Yojimbo
Yojimbo, poster, Tatsuya Nakadai, Toshiro Mifune, 1961. (Photo by LMPC via Getty Images)
「ポイズンヴィルは熟している、収穫の時期だよ」
「あんたがくたばらない間は」とギャンブラーは言った。
「まったくだ」私は頷いた。「今朝の新聞を読んでたら、ベッドでチョコ・エクレア喰ってて窒息死した奴がいたとさ」
(ダシール・ハメット『赤い収穫』)
米環境保護局(EPA)は、飲み水についての規制案を発表した。PFOS、PFOAそれぞれを、1リットルあたり4ナノグラムとしている(ngは10億分の1グラム)。従来の勧告値はPFOSとPFOAの合計で1リットルあたり70ナノグラムだった。加えて4種類のPFAS(有機フッ素化合物の総称)についても規制を設ける必要があると述べている。パブリックコメントを経て、年内にも規制値を正式に決定する。規制値を超えた場合、責任主体は市民に報告し、汚染の低減策を講じなくてはならない。因みに、日本の暫定値はPFOSとPFOA合計で1リットルあたり50ナノグラムである(朝日新聞2023年3月15日と16日付を参照)。これは緩すぎる。

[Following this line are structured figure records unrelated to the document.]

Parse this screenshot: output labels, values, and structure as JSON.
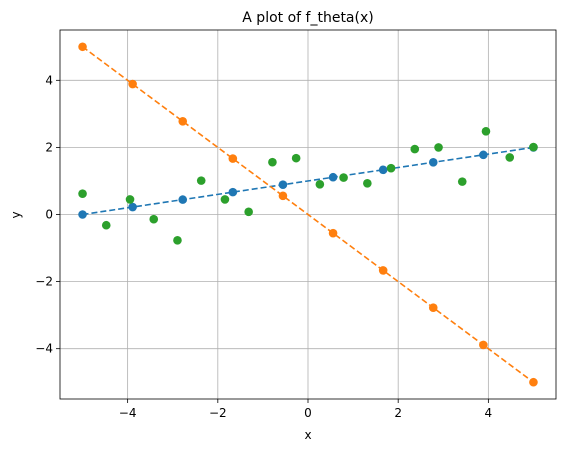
{
  "chart_data": {
    "type": "scatter",
    "title": "A plot of f_theta(x)",
    "xlabel": "x",
    "ylabel": "y",
    "xlim": [
      -5.5,
      5.5
    ],
    "ylim": [
      -5.5,
      5.5
    ],
    "xticks": [
      -4,
      -2,
      0,
      2,
      4
    ],
    "yticks": [
      -4,
      -2,
      0,
      2,
      4
    ],
    "xtick_labels": [
      "−4",
      "−2",
      "0",
      "2",
      "4"
    ],
    "ytick_labels": [
      "−4",
      "−2",
      "0",
      "2",
      "4"
    ],
    "grid": true,
    "series": [
      {
        "color": "#1f77b4",
        "style": "dashed-line-with-markers",
        "x": [
          -5,
          -3.889,
          -2.778,
          -1.667,
          -0.556,
          0.556,
          1.667,
          2.778,
          3.889,
          5
        ],
        "y": [
          0,
          0.222,
          0.444,
          0.667,
          0.889,
          1.111,
          1.333,
          1.556,
          1.778,
          2
        ]
      },
      {
        "color": "#ff7f0e",
        "style": "dashed-line-with-markers",
        "x": [
          -5,
          -3.889,
          -2.778,
          -1.667,
          -0.556,
          0.556,
          1.667,
          2.778,
          3.889,
          5
        ],
        "y": [
          5,
          3.889,
          2.778,
          1.667,
          0.556,
          -0.556,
          -1.667,
          -2.778,
          -3.889,
          -5
        ]
      },
      {
        "color": "#2ca02c",
        "style": "markers",
        "x": [
          -5,
          -4.474,
          -3.947,
          -3.421,
          -2.895,
          -2.368,
          -1.842,
          -1.316,
          -0.789,
          -0.263,
          0.263,
          0.789,
          1.316,
          1.842,
          2.368,
          2.895,
          3.421,
          3.947,
          4.474,
          5
        ],
        "y": [
          0.62,
          -0.32,
          0.45,
          -0.14,
          -0.77,
          1.01,
          0.45,
          0.08,
          1.56,
          1.68,
          0.9,
          1.1,
          0.93,
          1.38,
          1.95,
          2.0,
          0.98,
          2.48,
          1.7,
          2.01
        ]
      }
    ]
  }
}
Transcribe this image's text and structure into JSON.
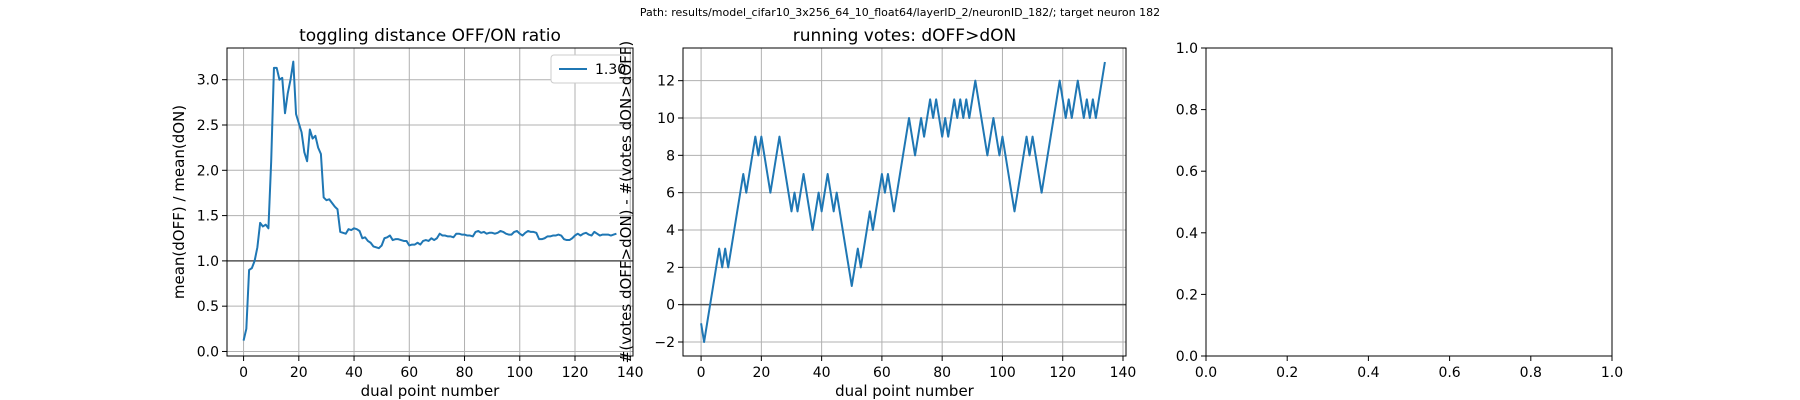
{
  "suptitle": "Path: results/model_cifar10_3x256_64_10_float64/layerID_2/neuronID_182/; target neuron 182",
  "line_color": "#1f77b4",
  "ref_line_color": "#555555",
  "chart_data": [
    {
      "type": "line",
      "title": "toggling distance OFF/ON ratio",
      "xlabel": "dual point number",
      "ylabel": "mean(dOFF) / mean(dON)",
      "xlim": [
        -6,
        141
      ],
      "ylim": [
        -0.05,
        3.35
      ],
      "xticks": [
        0,
        20,
        40,
        60,
        80,
        100,
        120,
        140
      ],
      "yticks": [
        0.0,
        0.5,
        1.0,
        1.5,
        2.0,
        2.5,
        3.0
      ],
      "ytick_labels": [
        "0.0",
        "0.5",
        "1.0",
        "1.5",
        "2.0",
        "2.5",
        "3.0"
      ],
      "grid": true,
      "reference_line": 1.0,
      "legend": {
        "position": "top-right",
        "entries": [
          "1.30"
        ]
      },
      "series": [
        {
          "name": "1.30",
          "values": [
            0.12,
            0.25,
            0.9,
            0.92,
            1.0,
            1.15,
            1.42,
            1.38,
            1.4,
            1.36,
            2.1,
            3.13,
            3.13,
            3.0,
            3.02,
            2.63,
            2.85,
            3.0,
            3.2,
            2.62,
            2.52,
            2.42,
            2.2,
            2.1,
            2.45,
            2.35,
            2.38,
            2.25,
            2.18,
            1.7,
            1.67,
            1.68,
            1.64,
            1.6,
            1.57,
            1.32,
            1.31,
            1.3,
            1.35,
            1.34,
            1.36,
            1.35,
            1.33,
            1.25,
            1.26,
            1.22,
            1.2,
            1.16,
            1.15,
            1.14,
            1.17,
            1.25,
            1.26,
            1.28,
            1.23,
            1.24,
            1.24,
            1.23,
            1.22,
            1.22,
            1.17,
            1.18,
            1.18,
            1.2,
            1.18,
            1.22,
            1.23,
            1.22,
            1.25,
            1.23,
            1.25,
            1.3,
            1.28,
            1.28,
            1.27,
            1.27,
            1.26,
            1.3,
            1.3,
            1.29,
            1.29,
            1.28,
            1.28,
            1.27,
            1.32,
            1.33,
            1.31,
            1.32,
            1.3,
            1.31,
            1.31,
            1.3,
            1.31,
            1.33,
            1.32,
            1.3,
            1.29,
            1.29,
            1.32,
            1.33,
            1.3,
            1.28,
            1.31,
            1.33,
            1.32,
            1.32,
            1.31,
            1.24,
            1.24,
            1.25,
            1.27,
            1.27,
            1.28,
            1.28,
            1.29,
            1.28,
            1.24,
            1.23,
            1.23,
            1.25,
            1.28,
            1.3,
            1.28,
            1.3,
            1.31,
            1.29,
            1.28,
            1.32,
            1.3,
            1.28,
            1.29,
            1.29,
            1.29,
            1.28,
            1.29,
            1.3
          ]
        }
      ]
    },
    {
      "type": "line",
      "title": "running votes: dOFF>dON",
      "xlabel": "dual point number",
      "ylabel": "#(votes dOFF>dON) - #(votes dON>dOFF)",
      "xlim": [
        -6,
        141
      ],
      "ylim": [
        -2.75,
        13.75
      ],
      "xticks": [
        0,
        20,
        40,
        60,
        80,
        100,
        120,
        140
      ],
      "yticks": [
        -2,
        0,
        2,
        4,
        6,
        8,
        10,
        12
      ],
      "ytick_labels": [
        "−2",
        "0",
        "2",
        "4",
        "6",
        "8",
        "10",
        "12"
      ],
      "grid": true,
      "reference_line": 0,
      "series": [
        {
          "values": [
            -1,
            -2,
            -1,
            0,
            1,
            2,
            3,
            2,
            3,
            2,
            3,
            4,
            5,
            6,
            7,
            6,
            7,
            8,
            9,
            8,
            9,
            8,
            7,
            6,
            7,
            8,
            9,
            8,
            7,
            6,
            5,
            6,
            5,
            6,
            7,
            6,
            5,
            4,
            5,
            6,
            5,
            6,
            7,
            6,
            5,
            6,
            5,
            4,
            3,
            2,
            1,
            2,
            3,
            2,
            3,
            4,
            5,
            4,
            5,
            6,
            7,
            6,
            7,
            6,
            5,
            6,
            7,
            8,
            9,
            10,
            9,
            8,
            9,
            10,
            9,
            10,
            11,
            10,
            11,
            10,
            9,
            10,
            9,
            10,
            11,
            10,
            11,
            10,
            11,
            10,
            11,
            12,
            11,
            10,
            9,
            8,
            9,
            10,
            9,
            8,
            9,
            8,
            7,
            6,
            5,
            6,
            7,
            8,
            9,
            8,
            9,
            8,
            7,
            6,
            7,
            8,
            9,
            10,
            11,
            12,
            11,
            10,
            11,
            10,
            11,
            12,
            11,
            10,
            11,
            10,
            11,
            10,
            11,
            12,
            13
          ]
        }
      ]
    },
    {
      "type": "line",
      "title": "",
      "xlabel": "",
      "ylabel": "",
      "xlim": [
        0.0,
        1.0
      ],
      "ylim": [
        0.0,
        1.0
      ],
      "xticks": [
        0.0,
        0.2,
        0.4,
        0.6,
        0.8,
        1.0
      ],
      "yticks": [
        0.0,
        0.2,
        0.4,
        0.6,
        0.8,
        1.0
      ],
      "xtick_labels": [
        "0.0",
        "0.2",
        "0.4",
        "0.6",
        "0.8",
        "1.0"
      ],
      "ytick_labels": [
        "0.0",
        "0.2",
        "0.4",
        "0.6",
        "0.8",
        "1.0"
      ],
      "grid": false,
      "series": []
    }
  ]
}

沖縄テレビ放送の報道(3月15日)によると、昨年6月、米環境保護局(EPA)は、PFOA・PFOSともに勧告値をほぼ0にしていたという。いよいよ法的拘束力を持つ規制値案を提示することとなり、各4ナノグラムと定めたのだろう。直ちに規制値を0にはしないが、4ナノグラムにまでは低減させよということだ。米環境保護局は、「この規制が完全に実施されれば、数千人の死亡を防ぎ、数万人のPFASに起因する深刻な病気を減らせるだろう」と言っている。一方、日本の関係省庁は、世界保健機関(WHO)〔*補〕が示す数値100ナノグラムを持ち出しながら議論を進めているとして、環境調査団体の代表者は危惧を抱いている。WHOの指針を引き合いに、政府が暫定数値50ナノグラムは十分に妥当であると言い出しかねないからである。あるいは、50ナノグラムを規制値にしてしまうかもしれない。福島原発事故後、放射線量が年間20ミリシーベルトの環境下でも人は住めるという「新説」で以って私たちを愚弄し続けていることを忘れてはならない。

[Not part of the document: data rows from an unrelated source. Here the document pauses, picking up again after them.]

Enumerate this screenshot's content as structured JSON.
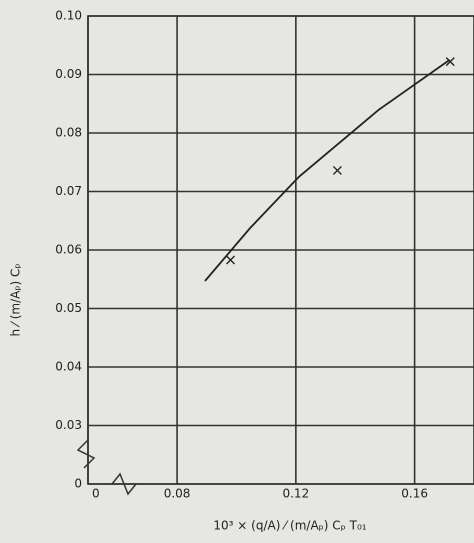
{
  "chart_data": {
    "type": "line",
    "x_label": "10³ × (q/A) ⁄ (m/Aₚ) Cₚ T₀₁",
    "y_label": "h ⁄ (m/Aₚ) Cₚ",
    "xlim": [
      0.05,
      0.18
    ],
    "ylim": [
      0.02,
      0.1
    ],
    "xticks": [
      0,
      0.08,
      0.12,
      0.16
    ],
    "yticks": [
      0,
      0.03,
      0.04,
      0.05,
      0.06,
      0.07,
      0.08,
      0.09,
      {
        "value": 0.1,
        "label": "0.10"
      }
    ],
    "axis_break": true,
    "grid": true,
    "series": [
      {
        "color": "#222222",
        "marker": "line",
        "x": [
          0.0894,
          0.1045,
          0.121,
          0.148,
          0.1718
        ],
        "values": [
          0.0547,
          0.0637,
          0.0725,
          0.084,
          0.0925
        ]
      },
      {
        "color": "#222222",
        "marker": "x",
        "x": [
          0.098,
          0.134,
          0.172
        ],
        "values": [
          0.0583,
          0.0736,
          0.0922
        ]
      }
    ]
  }
}
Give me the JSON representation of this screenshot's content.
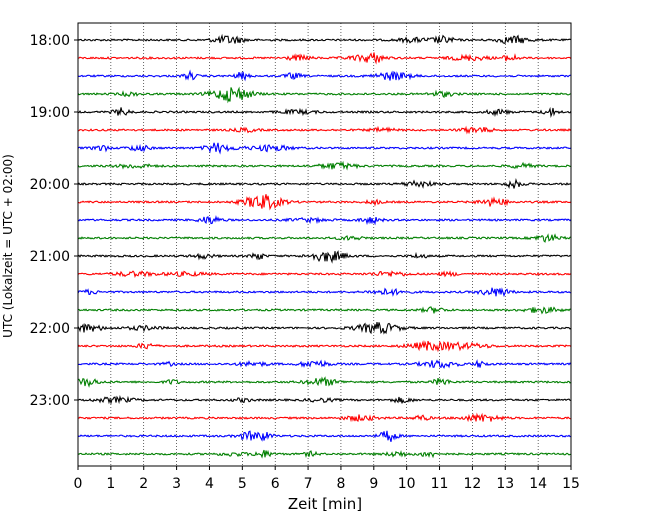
{
  "chart_data": {
    "type": "line",
    "title": "",
    "xlabel": "Zeit  [min]",
    "ylabel": "UTC (Lokalzeit = UTC + 02:00)",
    "xlim": [
      0,
      15
    ],
    "x_ticks": [
      "0",
      "1",
      "2",
      "3",
      "4",
      "5",
      "6",
      "7",
      "8",
      "9",
      "10",
      "11",
      "12",
      "13",
      "14",
      "15"
    ],
    "y_ticks": [
      "18:00",
      "19:00",
      "20:00",
      "21:00",
      "22:00",
      "23:00"
    ],
    "trace_interval_minutes": 15,
    "trace_count": 24,
    "first_trace_time": "18:00",
    "trace_colors": [
      "#000000",
      "#ff0000",
      "#0000ff",
      "#007f00"
    ],
    "vertical_grid": true,
    "grid_style": "dotted"
  }
}
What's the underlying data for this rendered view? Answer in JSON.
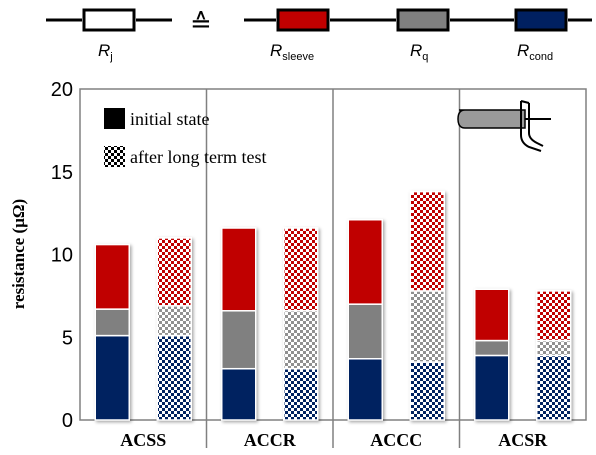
{
  "schematic": {
    "equiv_symbol": "≙",
    "resistors": [
      {
        "name": "R_j",
        "main": "R",
        "sub": "j",
        "color": "#ffffff"
      },
      {
        "name": "R_sleeve",
        "main": "R",
        "sub": "sleeve",
        "color": "#c00000"
      },
      {
        "name": "R_q",
        "main": "R",
        "sub": "q",
        "color": "#808080"
      },
      {
        "name": "R_cond",
        "main": "R",
        "sub": "cond",
        "color": "#002060"
      }
    ]
  },
  "legend": {
    "placement": "top-left",
    "items": [
      {
        "label": "initial state",
        "pattern": "solid"
      },
      {
        "label": "after long term test",
        "pattern": "checkered"
      }
    ]
  },
  "connector_icon": "clamp-connector-icon",
  "colors": {
    "sleeve": "#c00000",
    "q": "#808080",
    "cond": "#002060"
  },
  "chart_data": {
    "type": "bar",
    "stacked": true,
    "title": "",
    "xlabel": "",
    "ylabel": "resistance (µΩ)",
    "ylim": [
      0,
      20
    ],
    "yticks": [
      0,
      5,
      10,
      15,
      20
    ],
    "categories": [
      "ACSS",
      "ACCR",
      "ACCC",
      "ACSR"
    ],
    "group_bars": [
      "initial state",
      "after long term test"
    ],
    "stack_order": [
      "R_cond",
      "R_q",
      "R_sleeve"
    ],
    "series": [
      {
        "name": "initial state",
        "pattern": "solid",
        "R_cond": [
          5.1,
          3.1,
          3.7,
          3.9
        ],
        "R_q": [
          1.6,
          3.5,
          3.3,
          0.9
        ],
        "R_sleeve": [
          3.9,
          5.0,
          5.1,
          3.1
        ]
      },
      {
        "name": "after long term test",
        "pattern": "checkered",
        "R_cond": [
          5.1,
          3.1,
          3.5,
          3.9
        ],
        "R_q": [
          1.8,
          3.5,
          4.3,
          0.9
        ],
        "R_sleeve": [
          4.1,
          5.0,
          6.0,
          3.0
        ]
      }
    ]
  }
}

2021年度、31都道府県の自治体が河川や地下水など1133地点でPFASの調査を行った。以前に述べた、環境省の〈令和3年度公共用水域及び地下水のPFOS及びPFOA調査結果一覧〉のことである。その結果、国の暫定値(1リットルあたり50ナノグラム)を上回った地点が81ヵ所あった。その汚染源について環境省が各自治体に問い合わせたところ、79地点が特定できなかったという(朝日新聞2023年3月30日付)。それらの地点には、兵庫県神戸市の明石川上流2か所(3.2と5.4倍)、大阪府枚方市の3つの河川(2.6、3、2.8倍)、大阪府吹田市の河川(2.8倍)、大阪府茨木市の地下水(6.8倍)、そして東京都の地下水には9.2や12.8倍のところもある。先ずは高濃度汚染の原因を突き止め、対策を講じなくてはならない。各自治体は、引き続き汚染源の特定作業を行うべきである。まさか、政府が、PFASの合計規制値を100ナノグラムにしてしまうのを待っている訳ではあるまい。因みに、今回の調査結果には沖縄県と大阪府摂津市が含まれていない。沖縄県に関しては、PFAS汚染が米軍基地由来であることは決定的で、市民と自治体による調査と検査が進んでいる。

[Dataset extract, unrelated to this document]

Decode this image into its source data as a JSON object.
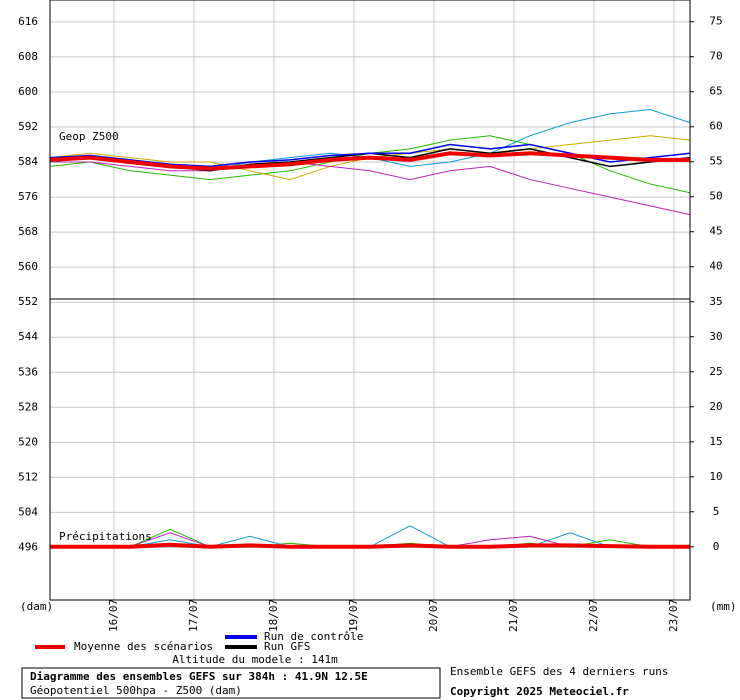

摂津市はダイキン工業淀川製作所を抱えており、環境省の担当者によると、PFOAの調査については、大阪府の独自調査の進捗状況を窺っているという。大阪府による直近の報告は〈有機フッ素化合物(PFOA等)に係る水質検査結果(令和4年8月)について〉で見ることができる。分析機関は「地方独立行政法人大阪府立環境農林水産総合研究所」である。この機関は、2007年からPFOAとPFOSの検査を続けている。2007年12月26日公表の検査結果〈神崎川水域におけるパーフルオロオクタン酸(PFOA)に係る水質調査結果等について〉によると、「新京阪橋で比較的高濃度(600ng/L)のPFOAが検出されたが(中略)、安威川流域下水道中央水みらいセンターの放流地点(最高1.400ng/L)は、同センター上流(16ng/L)と比べて著しく高濃度であったことから、同センターの放流水が、新京阪橋において比較的高濃度のPFOAが検出された原因と考えられる」と考察し、「同センターでは、ふっ素樹脂メーカーのふっ素樹脂製造工程から排出されるPFOAを含む排水を受け入れているが、通常の下水処理である活性汚泥法では、PFOAはほとんど除去されないものと考えられる」としている。更にその報告書に「地下水については、150.000ng/Lと今回の調査で最も高濃度のPFOAが検出された井戸は、ふっ素樹脂メーカーの工場内にある地下水観測井戸であり、同工場に係るPFOAが地下浸透した可能性が考えられる」。最大級のPFOA汚染源を特定したのも同然である。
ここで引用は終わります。